The mass of the W boson is important because the SM predicts its value to high precision, in contrast with the masses of the fermions or the Higgs boson
The first conclusion from this study is that the compatibility of all PDF sets with W- and Z-boson measurements is generally low: the most compatible PDF set, CT18 from the CTEQ collaboration, gives a probability of only 1.5% that the suite of measurements are consistent with the predictions. Using this PDF set for the W-boson mass combination gives an even lower compatibility of 0.5%. When the CDF result is removed, the compatibility of the combined mW value is good (91%), and when comparing this “N-1” combined value to the CDF value for the CT18 set, the difference is 3.6σ. The results are considered unlikely to be compatible, though the possibility cannot be excluded in the absence of an identified bias. If the CDF measurement is removed, the combination yields a mass of mW = 80369.2 ± 13.3 MeV for the CT18 set, while including all measurements results in a mass of mW = 80394.6 ± 11.5 MeV. The former value is consistent with the SM prediction, while the latter value is 2.6σ higher.
Two scenarios
The results of the preliminary combination clearly separate two possible scenarios.
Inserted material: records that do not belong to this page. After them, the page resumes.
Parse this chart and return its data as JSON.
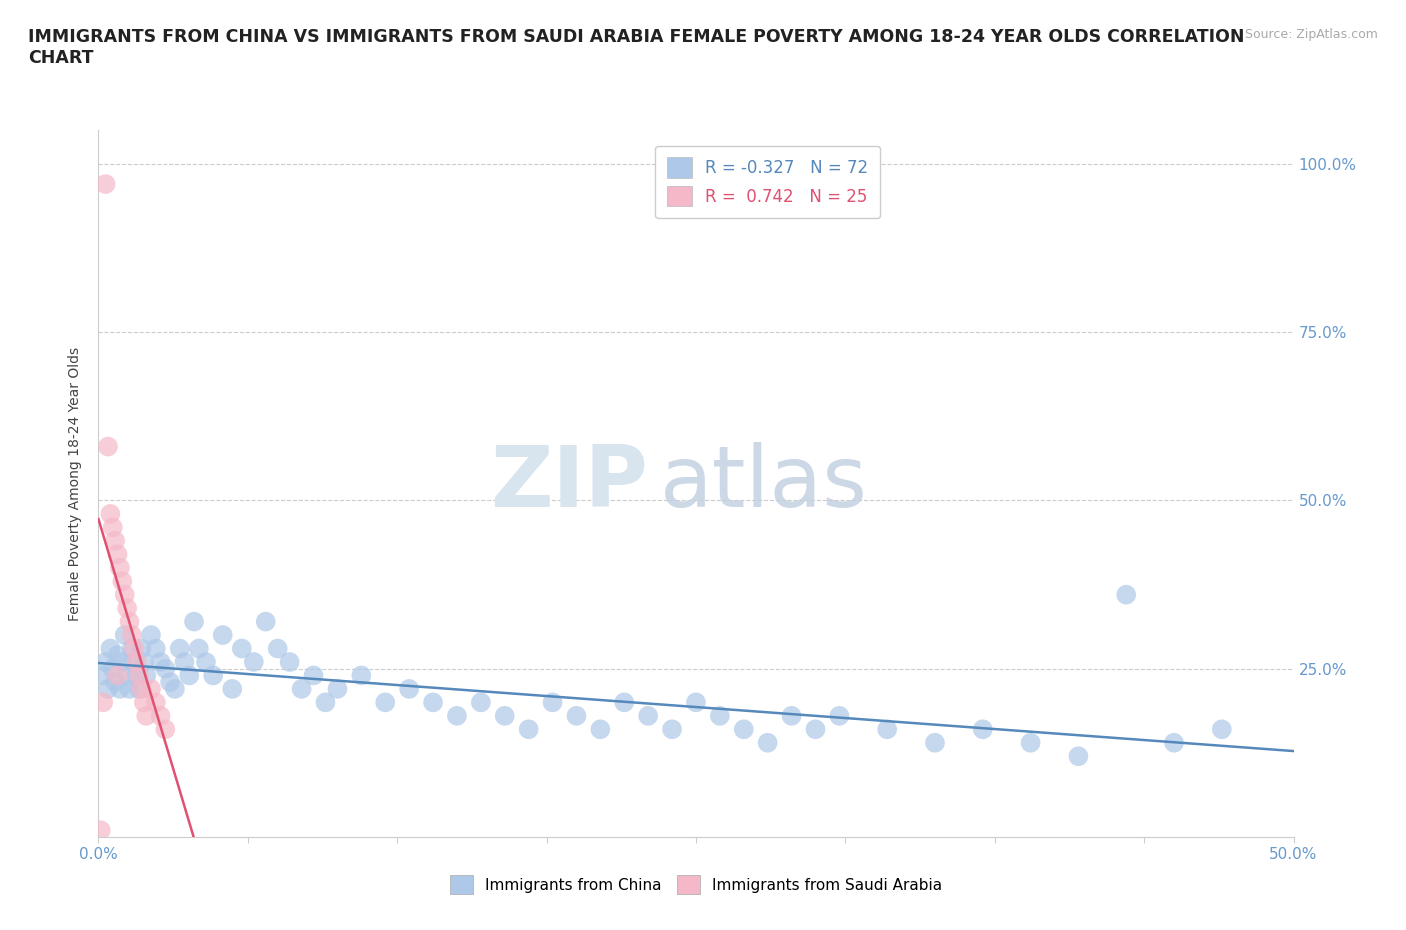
{
  "title_line1": "IMMIGRANTS FROM CHINA VS IMMIGRANTS FROM SAUDI ARABIA FEMALE POVERTY AMONG 18-24 YEAR OLDS CORRELATION",
  "title_line2": "CHART",
  "source": "Source: ZipAtlas.com",
  "ylabel_label": "Female Poverty Among 18-24 Year Olds",
  "xlim": [
    0.0,
    0.5
  ],
  "ylim": [
    0.0,
    1.05
  ],
  "background_color": "#ffffff",
  "china_color": "#adc8e8",
  "saudi_color": "#f5b8c8",
  "china_line_color": "#5588bb",
  "saudi_line_color": "#e05070",
  "china_R": -0.327,
  "china_N": 72,
  "saudi_R": 0.742,
  "saudi_N": 25,
  "legend_china_label": "Immigrants from China",
  "legend_saudi_label": "Immigrants from Saudi Arabia",
  "watermark_ZIP": "ZIP",
  "watermark_atlas": "atlas",
  "tick_color": "#6699cc",
  "axis_label_color": "#444444",
  "title_fontsize": 12.5,
  "tick_fontsize": 11,
  "china_x": [
    0.002,
    0.003,
    0.004,
    0.005,
    0.006,
    0.007,
    0.008,
    0.009,
    0.01,
    0.011,
    0.012,
    0.013,
    0.014,
    0.015,
    0.016,
    0.017,
    0.018,
    0.019,
    0.02,
    0.022,
    0.024,
    0.026,
    0.028,
    0.03,
    0.032,
    0.034,
    0.036,
    0.038,
    0.04,
    0.042,
    0.045,
    0.048,
    0.052,
    0.056,
    0.06,
    0.065,
    0.07,
    0.075,
    0.08,
    0.085,
    0.09,
    0.095,
    0.1,
    0.11,
    0.12,
    0.13,
    0.14,
    0.15,
    0.16,
    0.17,
    0.18,
    0.19,
    0.2,
    0.21,
    0.22,
    0.23,
    0.24,
    0.25,
    0.26,
    0.27,
    0.28,
    0.29,
    0.3,
    0.31,
    0.33,
    0.35,
    0.37,
    0.39,
    0.41,
    0.43,
    0.45,
    0.47
  ],
  "china_y": [
    0.24,
    0.26,
    0.22,
    0.28,
    0.25,
    0.23,
    0.27,
    0.22,
    0.26,
    0.3,
    0.24,
    0.22,
    0.28,
    0.26,
    0.24,
    0.22,
    0.28,
    0.26,
    0.24,
    0.3,
    0.28,
    0.26,
    0.25,
    0.23,
    0.22,
    0.28,
    0.26,
    0.24,
    0.32,
    0.28,
    0.26,
    0.24,
    0.3,
    0.22,
    0.28,
    0.26,
    0.32,
    0.28,
    0.26,
    0.22,
    0.24,
    0.2,
    0.22,
    0.24,
    0.2,
    0.22,
    0.2,
    0.18,
    0.2,
    0.18,
    0.16,
    0.2,
    0.18,
    0.16,
    0.2,
    0.18,
    0.16,
    0.2,
    0.18,
    0.16,
    0.14,
    0.18,
    0.16,
    0.18,
    0.16,
    0.14,
    0.16,
    0.14,
    0.12,
    0.36,
    0.14,
    0.16
  ],
  "saudi_x": [
    0.001,
    0.002,
    0.003,
    0.004,
    0.005,
    0.006,
    0.007,
    0.008,
    0.009,
    0.01,
    0.011,
    0.012,
    0.013,
    0.014,
    0.015,
    0.016,
    0.017,
    0.018,
    0.019,
    0.02,
    0.022,
    0.024,
    0.026,
    0.028,
    0.008
  ],
  "saudi_y": [
    0.01,
    0.2,
    0.97,
    0.58,
    0.48,
    0.46,
    0.44,
    0.42,
    0.4,
    0.38,
    0.36,
    0.34,
    0.32,
    0.3,
    0.28,
    0.26,
    0.24,
    0.22,
    0.2,
    0.18,
    0.22,
    0.2,
    0.18,
    0.16,
    0.24
  ]
}
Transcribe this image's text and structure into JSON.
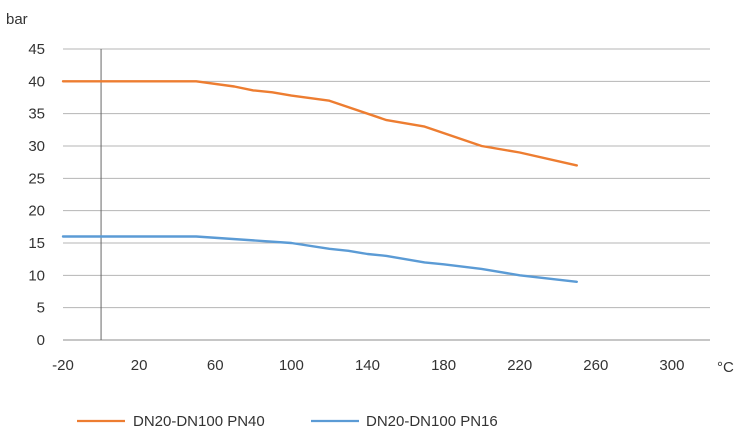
{
  "chart_data": {
    "type": "line",
    "title": "",
    "xlabel": "",
    "ylabel": "",
    "y_unit": "bar",
    "x_unit": "°C",
    "xlim": [
      -20,
      320
    ],
    "ylim": [
      0,
      45
    ],
    "x_ticks": [
      -20,
      20,
      60,
      100,
      140,
      180,
      220,
      260,
      300
    ],
    "x_tick_labels": [
      "-20",
      "20",
      "60",
      "100",
      "140",
      "180",
      "220",
      "260",
      "300"
    ],
    "y_ticks": [
      0,
      5,
      10,
      15,
      20,
      25,
      30,
      35,
      40,
      45
    ],
    "y_tick_labels": [
      "0",
      "5",
      "10",
      "15",
      "20",
      "25",
      "30",
      "35",
      "40",
      "45"
    ],
    "grid": "horizontal",
    "vertical_reference_x": 0,
    "legend_position": "bottom",
    "series": [
      {
        "name": "DN20-DN100 PN40",
        "color": "#ED7D31",
        "x": [
          -20,
          50,
          70,
          80,
          90,
          100,
          120,
          150,
          170,
          200,
          220,
          250
        ],
        "values": [
          40,
          40,
          39.2,
          38.6,
          38.3,
          37.8,
          37,
          34,
          33,
          30,
          29,
          27
        ]
      },
      {
        "name": "DN20-DN100 PN16",
        "color": "#5B9BD5",
        "x": [
          -20,
          50,
          100,
          120,
          130,
          140,
          150,
          170,
          180,
          200,
          220,
          250
        ],
        "values": [
          16,
          16,
          15,
          14.1,
          13.8,
          13.3,
          13,
          12,
          11.7,
          11,
          10,
          9
        ]
      }
    ]
  }
}
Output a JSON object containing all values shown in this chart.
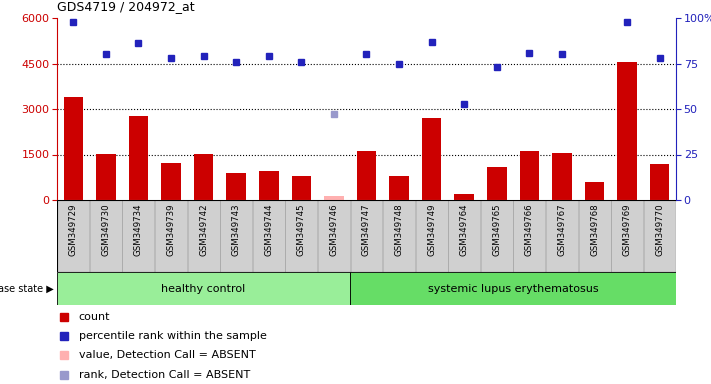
{
  "title": "GDS4719 / 204972_at",
  "samples": [
    "GSM349729",
    "GSM349730",
    "GSM349734",
    "GSM349739",
    "GSM349742",
    "GSM349743",
    "GSM349744",
    "GSM349745",
    "GSM349746",
    "GSM349747",
    "GSM349748",
    "GSM349749",
    "GSM349764",
    "GSM349765",
    "GSM349766",
    "GSM349767",
    "GSM349768",
    "GSM349769",
    "GSM349770"
  ],
  "count_values": [
    3400,
    1530,
    2780,
    1230,
    1510,
    900,
    960,
    790,
    130,
    1600,
    790,
    2700,
    210,
    1080,
    1600,
    1540,
    600,
    4550,
    1200
  ],
  "percentile_values": [
    98,
    80,
    86,
    78,
    79,
    76,
    79,
    76,
    null,
    80,
    75,
    87,
    53,
    73,
    81,
    80,
    null,
    98,
    78
  ],
  "absent_bar_idx": 8,
  "absent_dot_idx": 8,
  "absent_value": 130,
  "absent_rank_pct": 47,
  "healthy_control_count": 9,
  "ylim_left": [
    0,
    6000
  ],
  "ylim_right": [
    0,
    100
  ],
  "yticks_left": [
    0,
    1500,
    3000,
    4500,
    6000
  ],
  "yticks_right": [
    0,
    25,
    50,
    75,
    100
  ],
  "bar_color": "#cc0000",
  "absent_bar_color": "#ffb0b0",
  "dot_color": "#2222bb",
  "absent_dot_color": "#9999cc",
  "grid_color": "#aaaaaa",
  "axes_bg": "#ffffff",
  "sample_box_color": "#d0d0d0",
  "healthy_color": "#99ee99",
  "lupus_color": "#66dd66",
  "legend_items": [
    {
      "label": "count",
      "color": "#cc0000"
    },
    {
      "label": "percentile rank within the sample",
      "color": "#2222bb"
    },
    {
      "label": "value, Detection Call = ABSENT",
      "color": "#ffb0b0"
    },
    {
      "label": "rank, Detection Call = ABSENT",
      "color": "#9999cc"
    }
  ],
  "disease_state_label": "disease state",
  "group1_label": "healthy control",
  "group2_label": "systemic lupus erythematosus"
}
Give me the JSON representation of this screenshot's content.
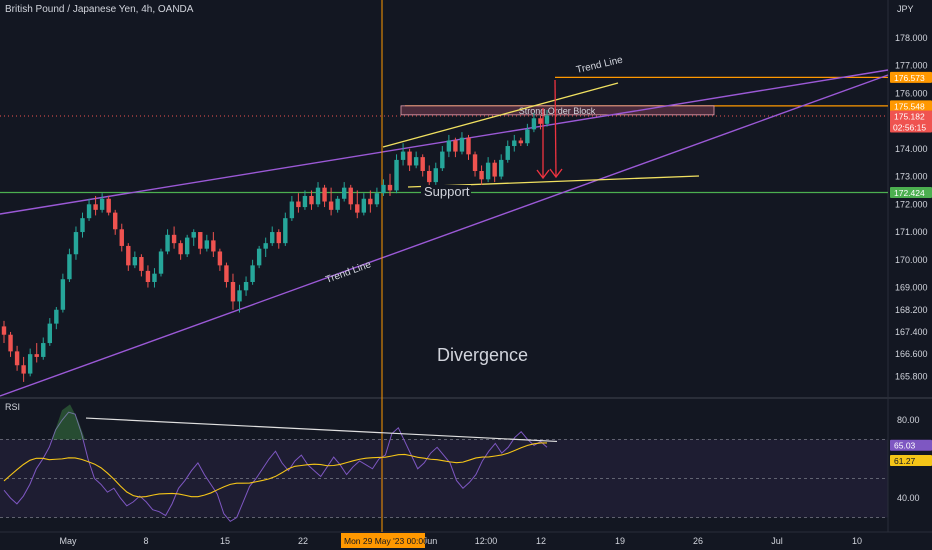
{
  "header": {
    "symbol_title": "British Pound / Japanese Yen, 4h, OANDA",
    "currency": "JPY"
  },
  "colors": {
    "background": "#131722",
    "up": "#26a69a",
    "down": "#ef5350",
    "channel": "#9b59d6",
    "wedge": "#f0e060",
    "support": "#4caf50",
    "cursor": "#ff9800",
    "order_block": "#5c3344",
    "rsi": "#7e57c2",
    "rsi_ma": "#f5c518",
    "arrow": "#ef3340"
  },
  "chart_data": [
    {
      "type": "candlestick",
      "title": "British Pound / Japanese Yen, 4h, OANDA",
      "ylim": [
        165.5,
        178.9
      ],
      "y_ticks": [
        "178.000",
        "177.000",
        "176.000",
        "175.000",
        "174.000",
        "173.000",
        "172.000",
        "171.000",
        "170.000",
        "169.000",
        "168.200",
        "167.400",
        "166.600",
        "165.800"
      ],
      "x_ticks": [
        "May",
        "8",
        "15",
        "22",
        "Jun",
        "12:00",
        "12",
        "19",
        "26",
        "Jul",
        "10"
      ],
      "price_labels": [
        {
          "value": 176.573,
          "text": "176.573",
          "color": "#ff9800"
        },
        {
          "value": 175.548,
          "text": "175.548",
          "color": "#ff9800"
        },
        {
          "value": 175.182,
          "text": "175.182",
          "sub": "02:56:15",
          "color": "#ef5350"
        },
        {
          "value": 172.424,
          "text": "172.424",
          "color": "#4caf50"
        }
      ],
      "annotations": {
        "trend_line_upper": "Trend Line",
        "trend_line_lower": "Trend Line",
        "order_block": "Strong Order Block",
        "support": "Support",
        "divergence": "Divergence"
      },
      "cursor_label": "Mon 29 May '23   00:00",
      "candles": [
        [
          167.6,
          167.8,
          167.0,
          167.3
        ],
        [
          167.3,
          167.4,
          166.5,
          166.7
        ],
        [
          166.7,
          166.9,
          166.0,
          166.2
        ],
        [
          166.2,
          166.5,
          165.6,
          165.9
        ],
        [
          165.9,
          166.8,
          165.8,
          166.6
        ],
        [
          166.6,
          167.0,
          166.3,
          166.5
        ],
        [
          166.5,
          167.2,
          166.4,
          167.0
        ],
        [
          167.0,
          167.9,
          166.9,
          167.7
        ],
        [
          167.7,
          168.3,
          167.5,
          168.2
        ],
        [
          168.2,
          169.5,
          168.1,
          169.3
        ],
        [
          169.3,
          170.4,
          169.2,
          170.2
        ],
        [
          170.2,
          171.2,
          170.0,
          171.0
        ],
        [
          171.0,
          171.7,
          170.8,
          171.5
        ],
        [
          171.5,
          172.2,
          171.4,
          172.0
        ],
        [
          172.0,
          172.3,
          171.6,
          171.8
        ],
        [
          171.8,
          172.4,
          171.7,
          172.2
        ],
        [
          172.2,
          172.3,
          171.6,
          171.7
        ],
        [
          171.7,
          171.8,
          170.9,
          171.1
        ],
        [
          171.1,
          171.3,
          170.3,
          170.5
        ],
        [
          170.5,
          170.6,
          169.6,
          169.8
        ],
        [
          169.8,
          170.3,
          169.7,
          170.1
        ],
        [
          170.1,
          170.2,
          169.4,
          169.6
        ],
        [
          169.6,
          169.8,
          169.0,
          169.2
        ],
        [
          169.2,
          169.7,
          169.0,
          169.5
        ],
        [
          169.5,
          170.4,
          169.4,
          170.3
        ],
        [
          170.3,
          171.1,
          170.2,
          170.9
        ],
        [
          170.9,
          171.2,
          170.4,
          170.6
        ],
        [
          170.6,
          170.7,
          170.0,
          170.2
        ],
        [
          170.2,
          170.9,
          170.1,
          170.8
        ],
        [
          170.8,
          171.1,
          170.5,
          171.0
        ],
        [
          171.0,
          171.0,
          170.2,
          170.4
        ],
        [
          170.4,
          170.9,
          170.3,
          170.7
        ],
        [
          170.7,
          171.0,
          170.1,
          170.3
        ],
        [
          170.3,
          170.4,
          169.6,
          169.8
        ],
        [
          169.8,
          169.9,
          169.0,
          169.2
        ],
        [
          169.2,
          169.5,
          168.2,
          168.5
        ],
        [
          168.5,
          169.1,
          168.1,
          168.9
        ],
        [
          168.9,
          169.4,
          168.7,
          169.2
        ],
        [
          169.2,
          170.0,
          169.1,
          169.8
        ],
        [
          169.8,
          170.5,
          169.7,
          170.4
        ],
        [
          170.4,
          170.8,
          170.1,
          170.6
        ],
        [
          170.6,
          171.2,
          170.5,
          171.0
        ],
        [
          171.0,
          171.1,
          170.4,
          170.6
        ],
        [
          170.6,
          171.7,
          170.5,
          171.5
        ],
        [
          171.5,
          172.3,
          171.4,
          172.1
        ],
        [
          172.1,
          172.4,
          171.7,
          171.9
        ],
        [
          171.9,
          172.5,
          171.8,
          172.3
        ],
        [
          172.3,
          172.5,
          171.8,
          172.0
        ],
        [
          172.0,
          172.8,
          171.9,
          172.6
        ],
        [
          172.6,
          172.7,
          171.9,
          172.1
        ],
        [
          172.1,
          172.6,
          171.6,
          171.8
        ],
        [
          171.8,
          172.3,
          171.7,
          172.2
        ],
        [
          172.2,
          172.8,
          172.1,
          172.6
        ],
        [
          172.6,
          172.7,
          171.8,
          172.0
        ],
        [
          172.0,
          172.5,
          171.5,
          171.7
        ],
        [
          171.7,
          172.4,
          171.6,
          172.2
        ],
        [
          172.2,
          172.5,
          171.7,
          172.0
        ],
        [
          172.0,
          172.6,
          171.9,
          172.4
        ],
        [
          172.4,
          172.9,
          172.3,
          172.7
        ],
        [
          172.7,
          173.1,
          172.3,
          172.5
        ],
        [
          172.5,
          173.8,
          172.4,
          173.6
        ],
        [
          173.6,
          174.2,
          173.4,
          173.9
        ],
        [
          173.9,
          174.0,
          173.2,
          173.4
        ],
        [
          173.4,
          173.9,
          173.3,
          173.7
        ],
        [
          173.7,
          173.8,
          173.0,
          173.2
        ],
        [
          173.2,
          173.4,
          172.6,
          172.8
        ],
        [
          172.8,
          173.5,
          172.7,
          173.3
        ],
        [
          173.3,
          174.1,
          173.2,
          173.9
        ],
        [
          173.9,
          174.5,
          173.7,
          174.3
        ],
        [
          174.3,
          174.4,
          173.7,
          173.9
        ],
        [
          173.9,
          174.6,
          173.8,
          174.4
        ],
        [
          174.4,
          174.5,
          173.6,
          173.8
        ],
        [
          173.8,
          173.9,
          173.0,
          173.2
        ],
        [
          173.2,
          173.4,
          172.7,
          172.9
        ],
        [
          172.9,
          173.7,
          172.8,
          173.5
        ],
        [
          173.5,
          173.6,
          172.8,
          173.0
        ],
        [
          173.0,
          173.8,
          172.9,
          173.6
        ],
        [
          173.6,
          174.3,
          173.5,
          174.1
        ],
        [
          174.1,
          174.5,
          173.9,
          174.3
        ],
        [
          174.3,
          174.4,
          174.1,
          174.2
        ],
        [
          174.2,
          174.9,
          174.1,
          174.7
        ],
        [
          174.7,
          175.3,
          174.6,
          175.1
        ],
        [
          175.1,
          175.2,
          174.7,
          174.9
        ],
        [
          174.9,
          175.4,
          174.8,
          175.2
        ]
      ]
    },
    {
      "type": "line",
      "title": "RSI",
      "ylim": [
        18,
        92
      ],
      "y_ticks": [
        "80.00",
        "40.00"
      ],
      "price_labels": [
        {
          "value": 65.03,
          "text": "65.03",
          "color": "#7e57c2"
        },
        {
          "value": 61.27,
          "text": "61.27",
          "color": "#f5c518"
        }
      ],
      "rsi": [
        44,
        40,
        37,
        41,
        47,
        55,
        60,
        66,
        75,
        80,
        84,
        83,
        73,
        60,
        50,
        47,
        43,
        45,
        40,
        36,
        38,
        41,
        38,
        34,
        33,
        31,
        37,
        45,
        49,
        54,
        58,
        52,
        47,
        42,
        32,
        28,
        30,
        38,
        46,
        50,
        55,
        60,
        64,
        58,
        54,
        59,
        62,
        57,
        54,
        51,
        56,
        61,
        57,
        52,
        56,
        59,
        57,
        55,
        60,
        62,
        73,
        76,
        69,
        62,
        55,
        58,
        63,
        66,
        62,
        58,
        49,
        45,
        48,
        52,
        59,
        64,
        68,
        63,
        66,
        71,
        74,
        70,
        67,
        69,
        66
      ]
    }
  ]
}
In the first, the mW measurements are unbiased and differ due to large fluctuations and the PDF dependence of the W- and Z-boson data. In the second, a bias in one or more of the measurements produces the low compatibility of the measured values. Future measurements will clarify the likelihood of the first scenario, while further studies could identify effect(s) that point to the second scenario. In either case the next milestone will take time due to the exquisite precision that has now been reached, and to the challenges in maintaining analysis teams for the long timescales required to produce a measurement. The W boson’s midlife crisis continues, but with time and effort the golden years will come. We can all look forward to that.